Triangulating an arbitrary cyclic quadrilateral by its diagonals yields four overlapping triangles (each diagonal creates two triangles). The centers of the incircles of those triangles form a rectangle.

Specifically, let □ABCD be an arbitrary cyclic quadrilateral and let M_{1}, M_{2}, M_{3}, M_{4} be the incenters of the triangles △ABD, △ABC, △BCD, △ACD. Then the quadrilateral formed by M_{1}, M_{2}, M_{3}, M_{4} is a rectangle. Proofs are given by Bogomolny and Reyes.

This theorem may be extended to prove the Japanese theorem for cyclic polygons, according to which the sum of inradii of a triangulated cyclic polygon does not depend on how it is triangulated. The special case of the theorem for quadrilaterals states that the two pairs of opposite incircles of the theorem above have equal sums of radii.

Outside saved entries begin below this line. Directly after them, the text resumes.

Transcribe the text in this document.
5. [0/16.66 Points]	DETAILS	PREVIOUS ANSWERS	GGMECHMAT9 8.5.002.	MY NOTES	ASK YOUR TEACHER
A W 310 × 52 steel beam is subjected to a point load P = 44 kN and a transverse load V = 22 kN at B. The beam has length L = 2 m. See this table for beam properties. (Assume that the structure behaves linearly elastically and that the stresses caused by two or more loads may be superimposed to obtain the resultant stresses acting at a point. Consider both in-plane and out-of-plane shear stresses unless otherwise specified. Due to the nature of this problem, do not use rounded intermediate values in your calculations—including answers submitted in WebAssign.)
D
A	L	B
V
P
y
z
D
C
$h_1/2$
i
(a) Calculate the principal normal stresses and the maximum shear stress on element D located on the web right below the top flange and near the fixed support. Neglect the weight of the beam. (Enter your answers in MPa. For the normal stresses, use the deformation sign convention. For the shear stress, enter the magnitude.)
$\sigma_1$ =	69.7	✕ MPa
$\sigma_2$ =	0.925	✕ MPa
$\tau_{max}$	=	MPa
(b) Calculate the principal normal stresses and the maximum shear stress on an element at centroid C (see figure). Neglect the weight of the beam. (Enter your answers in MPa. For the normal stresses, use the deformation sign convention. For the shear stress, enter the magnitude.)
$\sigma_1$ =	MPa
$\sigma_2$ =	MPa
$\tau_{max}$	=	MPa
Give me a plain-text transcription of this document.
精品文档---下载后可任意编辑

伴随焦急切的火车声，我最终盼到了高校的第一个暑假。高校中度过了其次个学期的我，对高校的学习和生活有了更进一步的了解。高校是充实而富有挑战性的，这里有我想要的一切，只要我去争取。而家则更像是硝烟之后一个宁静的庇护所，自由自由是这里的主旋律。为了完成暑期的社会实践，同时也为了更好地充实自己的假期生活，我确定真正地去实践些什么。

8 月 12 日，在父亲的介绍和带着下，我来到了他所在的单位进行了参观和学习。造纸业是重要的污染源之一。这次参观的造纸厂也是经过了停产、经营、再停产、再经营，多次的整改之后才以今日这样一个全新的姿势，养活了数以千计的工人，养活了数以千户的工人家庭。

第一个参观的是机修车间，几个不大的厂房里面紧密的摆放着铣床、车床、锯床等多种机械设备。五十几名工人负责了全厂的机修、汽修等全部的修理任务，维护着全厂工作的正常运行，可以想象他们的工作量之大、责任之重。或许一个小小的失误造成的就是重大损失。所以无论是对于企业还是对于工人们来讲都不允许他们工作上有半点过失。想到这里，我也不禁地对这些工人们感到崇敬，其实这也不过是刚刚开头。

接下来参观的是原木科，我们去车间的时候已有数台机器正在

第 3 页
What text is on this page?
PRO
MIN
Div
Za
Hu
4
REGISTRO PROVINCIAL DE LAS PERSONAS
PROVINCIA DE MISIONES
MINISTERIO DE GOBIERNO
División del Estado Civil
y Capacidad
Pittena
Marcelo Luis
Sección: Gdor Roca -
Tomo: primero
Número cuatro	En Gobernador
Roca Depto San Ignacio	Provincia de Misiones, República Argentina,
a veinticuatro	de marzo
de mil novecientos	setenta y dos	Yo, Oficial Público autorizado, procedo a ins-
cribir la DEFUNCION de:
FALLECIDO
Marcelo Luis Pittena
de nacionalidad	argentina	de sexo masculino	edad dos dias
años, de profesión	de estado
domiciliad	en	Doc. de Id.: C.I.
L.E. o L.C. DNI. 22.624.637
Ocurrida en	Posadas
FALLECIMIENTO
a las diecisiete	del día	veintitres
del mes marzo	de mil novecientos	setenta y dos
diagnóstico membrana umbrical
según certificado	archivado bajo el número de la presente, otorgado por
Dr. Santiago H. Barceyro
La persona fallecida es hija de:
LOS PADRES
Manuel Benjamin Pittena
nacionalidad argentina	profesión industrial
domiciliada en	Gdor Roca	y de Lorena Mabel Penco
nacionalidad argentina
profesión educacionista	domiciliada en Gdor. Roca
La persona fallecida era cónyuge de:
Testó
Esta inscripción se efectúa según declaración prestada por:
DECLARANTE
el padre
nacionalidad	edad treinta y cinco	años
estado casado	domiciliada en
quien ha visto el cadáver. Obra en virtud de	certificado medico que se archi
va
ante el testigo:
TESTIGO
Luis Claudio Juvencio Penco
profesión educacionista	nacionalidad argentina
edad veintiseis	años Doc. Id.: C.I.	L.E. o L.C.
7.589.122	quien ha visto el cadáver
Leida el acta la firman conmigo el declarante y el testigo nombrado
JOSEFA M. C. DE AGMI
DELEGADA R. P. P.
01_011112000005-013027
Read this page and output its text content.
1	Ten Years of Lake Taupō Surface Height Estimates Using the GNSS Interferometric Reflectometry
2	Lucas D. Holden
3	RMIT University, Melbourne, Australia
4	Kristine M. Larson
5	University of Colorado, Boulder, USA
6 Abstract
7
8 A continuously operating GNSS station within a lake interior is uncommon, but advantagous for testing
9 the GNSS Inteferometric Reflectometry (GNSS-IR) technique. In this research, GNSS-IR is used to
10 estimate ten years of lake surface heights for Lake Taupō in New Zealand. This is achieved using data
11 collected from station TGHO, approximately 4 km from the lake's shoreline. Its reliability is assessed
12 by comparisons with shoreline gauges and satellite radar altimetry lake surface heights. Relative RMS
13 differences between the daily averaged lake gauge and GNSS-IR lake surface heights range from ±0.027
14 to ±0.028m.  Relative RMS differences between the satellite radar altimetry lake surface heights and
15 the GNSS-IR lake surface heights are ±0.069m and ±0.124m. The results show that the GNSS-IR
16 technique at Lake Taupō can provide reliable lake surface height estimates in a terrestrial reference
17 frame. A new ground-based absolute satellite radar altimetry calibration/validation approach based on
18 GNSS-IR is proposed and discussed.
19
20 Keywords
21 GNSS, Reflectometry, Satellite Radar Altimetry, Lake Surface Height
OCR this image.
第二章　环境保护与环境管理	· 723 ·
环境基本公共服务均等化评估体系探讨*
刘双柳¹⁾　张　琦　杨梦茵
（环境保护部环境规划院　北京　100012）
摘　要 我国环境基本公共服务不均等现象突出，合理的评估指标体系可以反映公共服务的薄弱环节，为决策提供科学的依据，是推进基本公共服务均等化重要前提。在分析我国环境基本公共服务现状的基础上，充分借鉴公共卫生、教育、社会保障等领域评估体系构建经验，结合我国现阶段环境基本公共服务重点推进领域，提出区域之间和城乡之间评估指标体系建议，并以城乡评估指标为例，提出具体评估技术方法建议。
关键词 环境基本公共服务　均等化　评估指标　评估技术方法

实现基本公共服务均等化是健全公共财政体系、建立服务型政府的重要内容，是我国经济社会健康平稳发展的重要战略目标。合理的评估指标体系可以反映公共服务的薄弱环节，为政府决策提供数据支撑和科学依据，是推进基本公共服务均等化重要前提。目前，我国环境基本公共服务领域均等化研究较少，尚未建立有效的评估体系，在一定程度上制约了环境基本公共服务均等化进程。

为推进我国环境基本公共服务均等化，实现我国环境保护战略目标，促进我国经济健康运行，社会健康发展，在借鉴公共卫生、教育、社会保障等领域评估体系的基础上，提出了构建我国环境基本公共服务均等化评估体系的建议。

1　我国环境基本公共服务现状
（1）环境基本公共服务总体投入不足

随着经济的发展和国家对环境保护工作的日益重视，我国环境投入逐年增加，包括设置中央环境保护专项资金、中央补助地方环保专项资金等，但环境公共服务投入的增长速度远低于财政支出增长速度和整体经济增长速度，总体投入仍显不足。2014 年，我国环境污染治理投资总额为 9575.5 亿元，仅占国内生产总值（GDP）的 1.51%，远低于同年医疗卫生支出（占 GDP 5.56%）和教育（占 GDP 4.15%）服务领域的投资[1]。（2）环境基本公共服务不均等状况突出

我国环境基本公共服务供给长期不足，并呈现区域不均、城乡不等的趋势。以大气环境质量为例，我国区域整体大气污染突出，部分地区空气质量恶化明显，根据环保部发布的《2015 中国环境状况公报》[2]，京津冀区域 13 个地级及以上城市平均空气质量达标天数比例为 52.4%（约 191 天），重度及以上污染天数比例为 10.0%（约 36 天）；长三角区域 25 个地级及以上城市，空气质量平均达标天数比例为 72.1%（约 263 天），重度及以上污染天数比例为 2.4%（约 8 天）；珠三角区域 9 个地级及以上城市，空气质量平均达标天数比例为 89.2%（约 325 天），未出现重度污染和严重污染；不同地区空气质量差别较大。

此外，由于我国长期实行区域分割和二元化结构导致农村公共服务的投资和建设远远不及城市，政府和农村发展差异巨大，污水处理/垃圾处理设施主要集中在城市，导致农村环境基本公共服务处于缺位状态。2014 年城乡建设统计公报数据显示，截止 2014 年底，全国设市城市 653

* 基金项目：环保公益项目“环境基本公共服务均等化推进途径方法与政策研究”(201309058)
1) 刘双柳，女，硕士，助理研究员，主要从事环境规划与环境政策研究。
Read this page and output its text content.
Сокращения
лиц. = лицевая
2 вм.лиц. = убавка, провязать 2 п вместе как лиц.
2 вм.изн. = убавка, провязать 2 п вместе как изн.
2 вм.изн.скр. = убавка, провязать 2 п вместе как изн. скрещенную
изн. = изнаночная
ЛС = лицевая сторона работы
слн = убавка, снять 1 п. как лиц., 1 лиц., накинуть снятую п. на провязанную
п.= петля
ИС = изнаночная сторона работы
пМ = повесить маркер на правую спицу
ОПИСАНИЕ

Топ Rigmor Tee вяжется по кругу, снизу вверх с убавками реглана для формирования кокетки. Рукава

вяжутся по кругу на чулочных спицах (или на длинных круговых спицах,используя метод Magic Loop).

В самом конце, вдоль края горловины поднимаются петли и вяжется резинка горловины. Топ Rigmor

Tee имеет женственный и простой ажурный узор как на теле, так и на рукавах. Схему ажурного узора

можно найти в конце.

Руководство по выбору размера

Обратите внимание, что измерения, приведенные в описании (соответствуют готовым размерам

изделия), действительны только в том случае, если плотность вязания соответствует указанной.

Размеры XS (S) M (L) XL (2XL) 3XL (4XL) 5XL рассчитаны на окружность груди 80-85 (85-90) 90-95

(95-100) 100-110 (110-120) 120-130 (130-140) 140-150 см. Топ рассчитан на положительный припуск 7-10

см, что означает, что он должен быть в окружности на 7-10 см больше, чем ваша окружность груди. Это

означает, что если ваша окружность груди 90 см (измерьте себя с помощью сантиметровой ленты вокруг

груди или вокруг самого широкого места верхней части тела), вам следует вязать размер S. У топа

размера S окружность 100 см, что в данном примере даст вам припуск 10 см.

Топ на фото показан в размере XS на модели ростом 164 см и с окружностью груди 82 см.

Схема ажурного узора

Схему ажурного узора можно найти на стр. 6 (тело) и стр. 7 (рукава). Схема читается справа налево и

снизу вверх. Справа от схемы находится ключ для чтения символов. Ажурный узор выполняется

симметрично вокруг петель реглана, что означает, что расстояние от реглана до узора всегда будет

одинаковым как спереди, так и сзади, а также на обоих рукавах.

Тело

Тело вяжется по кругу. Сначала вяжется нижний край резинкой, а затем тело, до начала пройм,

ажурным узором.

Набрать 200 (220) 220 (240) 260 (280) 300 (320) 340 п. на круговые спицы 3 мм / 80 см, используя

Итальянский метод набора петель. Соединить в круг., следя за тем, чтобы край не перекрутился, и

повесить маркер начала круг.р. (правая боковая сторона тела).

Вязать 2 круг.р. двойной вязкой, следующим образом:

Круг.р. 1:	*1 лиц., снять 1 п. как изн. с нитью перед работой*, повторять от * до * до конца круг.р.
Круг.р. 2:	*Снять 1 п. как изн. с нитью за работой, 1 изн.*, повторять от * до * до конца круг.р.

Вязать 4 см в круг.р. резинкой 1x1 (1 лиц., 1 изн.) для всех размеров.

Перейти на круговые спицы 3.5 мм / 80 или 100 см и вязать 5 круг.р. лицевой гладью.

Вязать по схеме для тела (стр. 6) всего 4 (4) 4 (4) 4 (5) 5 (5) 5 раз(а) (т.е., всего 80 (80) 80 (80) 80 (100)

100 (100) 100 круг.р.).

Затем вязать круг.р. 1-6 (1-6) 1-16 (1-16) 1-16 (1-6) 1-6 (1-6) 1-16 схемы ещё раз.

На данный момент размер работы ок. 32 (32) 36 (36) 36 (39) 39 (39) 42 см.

To prove the quadrilateral case, simply construct the parallelogram tangent to the corners of the constructed rectangle, with sides parallel to the diagonals of the quadrilateral. The construction shows that the parallelogram is a rhombus, which is equivalent to showing that the sums of the radii of the incircles tangent to each diagonal are equal. This related result comes from an earlier sangaku tablet, also from Yamagata, from 1800.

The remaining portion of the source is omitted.